Nancy King of the College of Business, at Oregon State University, in Corvallis, explains in the latest issue of the International Journal of Private Law that marketers have long created market segments in an effort to create more relevant advertising and efficiently spend advertising dollars. What has changed in recent years is that in the online world of e-commerce, tracking technologies allow advertisers to construct personal profiles and use them to individually target consumers much more effectively than ever before. As such, network advertising associations, the owners of consumer databases and data mining services and advertising exchanges are now playing a more and more important role in the online behavioral advertising industry. This paradigm shift in how we, as consumers, are marketed to should become high on the agenda in discussions of privacy in the European Union, the USA and elsewhere as legislation to cope with e-commerce is drafted.
Consumers do, to some extent, benefit from third parties generating a personal profile in that they are more likely to receive only targeted advertising that might be of genuine interest. Conversely, most consumers, given the choice, would prefer that their personal preferences for coffee brand, credit card and textured tissue paper were not made available to the whole marketing industry. Promoted "tweets" on Twitter, contextual AdSense advertising by Google, targeted Facebook advertisements generated using the data within your profile, and much more are already reality for internet users. King states that: "Online behavioral advertising 'offers the highest return on investment for dollars spent on e-advertising a value that is only diminished by the controversial nature of the tracking technology' that is used to produce the high returns."

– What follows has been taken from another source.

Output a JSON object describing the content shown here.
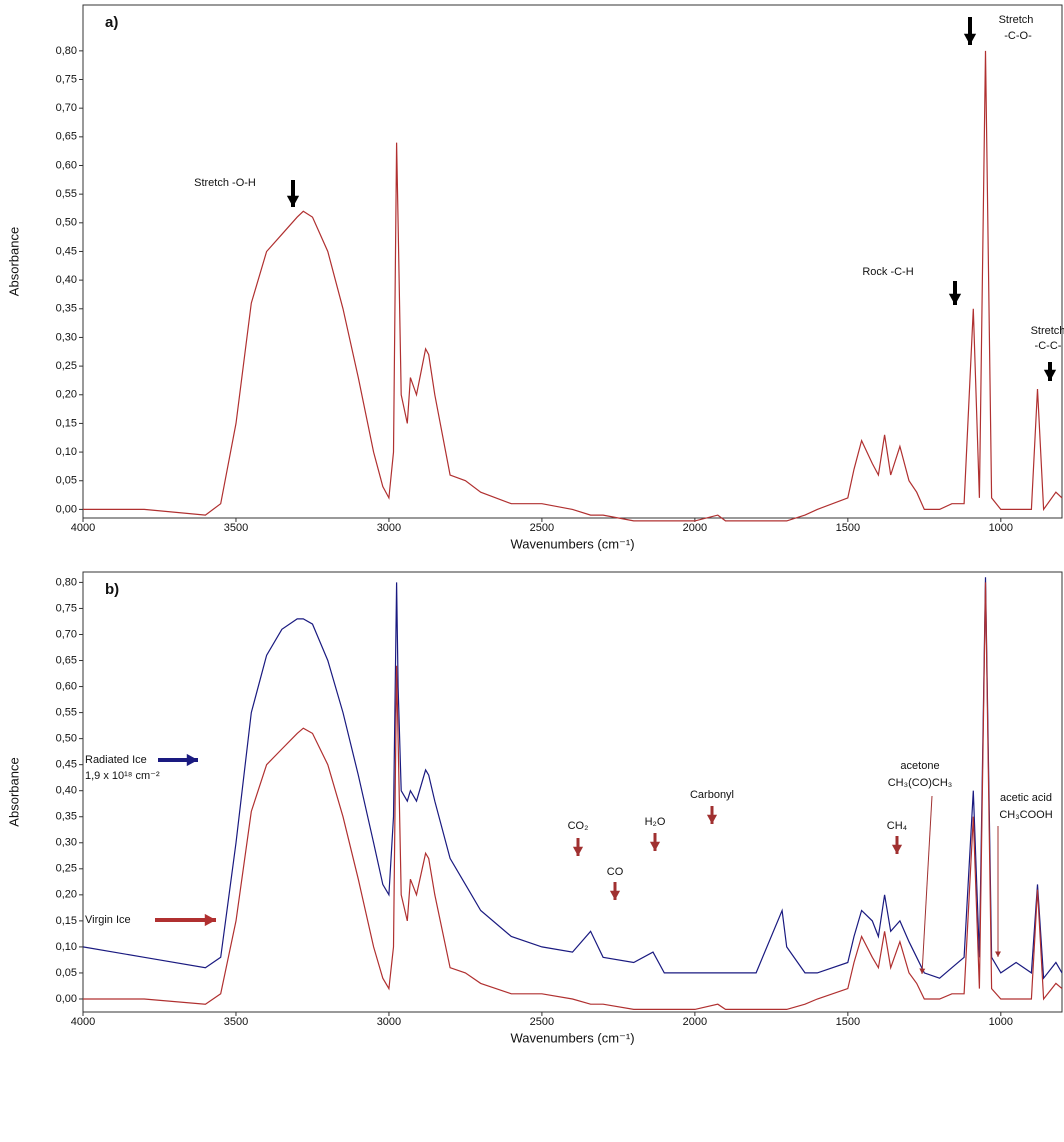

In short, such profile-driven advertising exploits the consumer's interests and purchases in one area to sell them goods and services from another. Most consumers would prefer that not to happen. "There are significant data protection and other consumer privacy implications associated with participation by third-party businesses in the behavioral advertising industry," says King. There are technological tools to respond to this issue, such as ad-blocking software and anti-tracking tools for the web browser. Unfortunately, most consumers are unaware of the existence or need for these tools.
"As the behavioral advertising industry grows and consumers are increasingly being tracked, profiled and targeted for direct marketing communications by the industry, concerns about consumers' privacy and data protection have increased. It is short-sighted to limit privacy discussions to analysis of the primary participants in the industry, the advertisers and publishers, given the significant involvement of advertising network associations and other third-party businesses that support the industry," King says. "A key concern is data-sharing among these third-parties and the unlikelihood that consumers are aware of how their data is used by third-parties with which they do not directly interact, essentially a failure of transparency," she concludes.